I seem to have gotten into a little pickle. Maybe someone could advise please?
I have an MD1000 attached to my PowerEdge server via a PERC 6/E controller. It's been a while since I fired it up and there was a message on boot up after the POST about the battery being dead. Unfortunately I've only been using the server occasionally for storage the last week or so, so hadn't yet gotten around to figuring out how to replace the battery.
I have successfully been powering the server up and down over the week with no issues. Today something else has occurred and I don't know what, but the server would not boot. The controller complained that there was no configuration. When going into the controller BIOS I could see the VD Management screen and VD 0 complained that there was no configuration. When hitting enter it came up with an error message, something like, "configuration not available - unknown error".
Upon a bit of a further dig around, I could see that there was uncommitted data in the cache. The controller reported losing access to one or more of the VD's. I decided I was happy to sacrifice the data and I flushed the cache. I also set the controller to NOT force stop on error. However when I rebooted the controller still stopped the server from booting.
This is where I think I made the error. Mainly because I didn't check what I was doing before I did it. My bad... I went back in and chose to delete the "foreign configuration" as I thought I could somehow reset the configuration. Of course it didn't reset the configuration, it deleted it.
So previously I could see that there was meant to be a VD 0, even if I couldn't seem to access it properly. I could see all 6 of the HDD's and their statuses etc, but they all seem to have been reset. This is the status / config I had previously:
HDD 0 - In error
HDD 1 - Online
HDD 2 - Online
HDD 3 - Online
HDD 4 - Online
HDD 5 - Rebuilding
So I have also had a recent HDD failure and the hot spare (disk 5) was rebuilding. All of that config is now gone and all disks now report 'ready' apart from 0 which of course still has a SMART failure.
The question of course, is how do I set the VD up again so that I don't loose any of the data?
Once I realised what I did, I have powered down the server and stopped mucking about.
Can anyone please advise on how to keep the data?
Before I advise on how to possibly get the array back online I'm going to give a disclaimer. If the data is important then you should contact a data recovery company. Any attempts to recover the data could further corrupt it and make it more difficult or impossible to recover.
Let me explain what the situation is before I tell you how to possibly fix it. The array information is stored in the controller cache and on the hard drives themselves. When that information does not match between the controller and hard drives the controller will put the array into a foreign status. This helps prevent data corruption. When this happens you have two options, you can import the foreign configuration or clear it. If you import the controller will rewrite the configuration it has stored with the configuration stored on the drives. If you clear it then it deletes the metadata tags that define the array off of the hard drives. Clearing the foreign configuration is the same as deleting an array.
The good thing is that deleting the array only deletes the metadata tags that defines the array. It does not actually delete the data or array formatting off of the drives. Because of this you can do what is called retagging. Retagging is when you create the exact same array. If the metadata tags are rewritten to the drives then it make the data accessible again. The trick is to make sure you have the exact same settings as the previous array. If the array is created with a different number of drives, different stripe segment size, or a different array size then the data will not be in the expected location. If that happens it will discard the old array formatting and write new.
Here is the process to retag your array:
Once that is done you should have a RAID 6 created with drives 0-5, and drives 0/5 should be offline. At this point you should try to boot up and access the data. If the data is available back up before trying to rebuild 0/6 back into the array. I would suggest that you have a backup solution ready before you start doing any of this.

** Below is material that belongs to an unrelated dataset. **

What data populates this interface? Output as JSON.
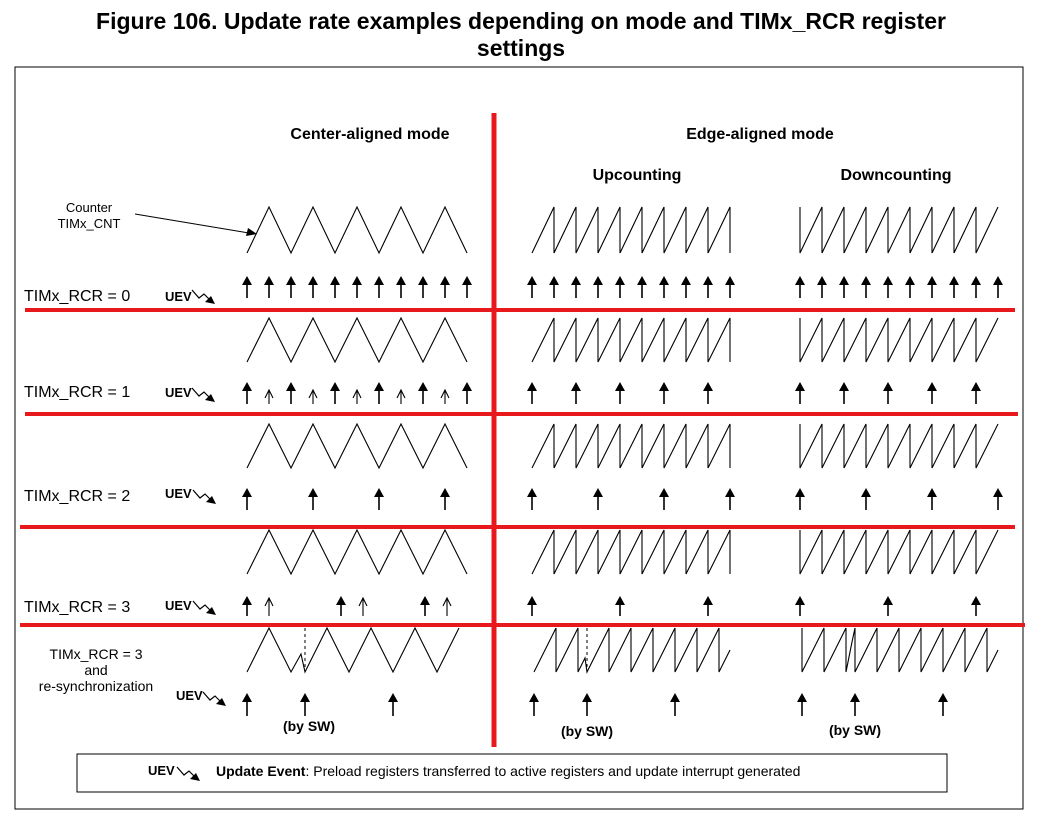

After you have the data backed up I would recommend that you delete the array, create a dissimilar array, then recreate the array you want to use. I would not recommend that you continue using this array. Retagging is an array recovery procedure that is used to get access to data. It should not be seen as a permanent solution. Also, because there was discarded cache there is likely corrupt array information. In short, you will likely have problems with this array at some point in the future. That could be 2 minutes after the retag or never.
The reason you want to create a dissimilar array is because if you don't you are just retagging. The controller may not rewrite the array data, and you may encounter corrupted array data in the future because of this. Create a 6 drive RAID 0 or anything else that is not the same array you are currently using. Then initialize the array. After that completes delete the array, create the desired array, and initialize again.
Dell EMC, Enterprise Engineer
Get support on Twitter @DellCaresPRO
Great answer Daniel.
Saves me from a backup recovery, that maybe took me 2 or more days.
The only thing that i missed in your post are the posible reasons for this problem.
I have a RAID 1 VD0 that is fine. I had noticed the D: drive (VD1) had gone missing, but the data was not important. It consists of a single 3TB disk. I had to shutdown and reboot for a move and then now have "FOREIGN" assigned to the VD1 but I do not care about the data on VD1 (D: drive) and just want to reboot from the good VD0 (C. I cannot figure out what option to take (import or clear). I am pretty sure that the single 3TB disk is bad and I can easily replace it, but not sure of the correct steps.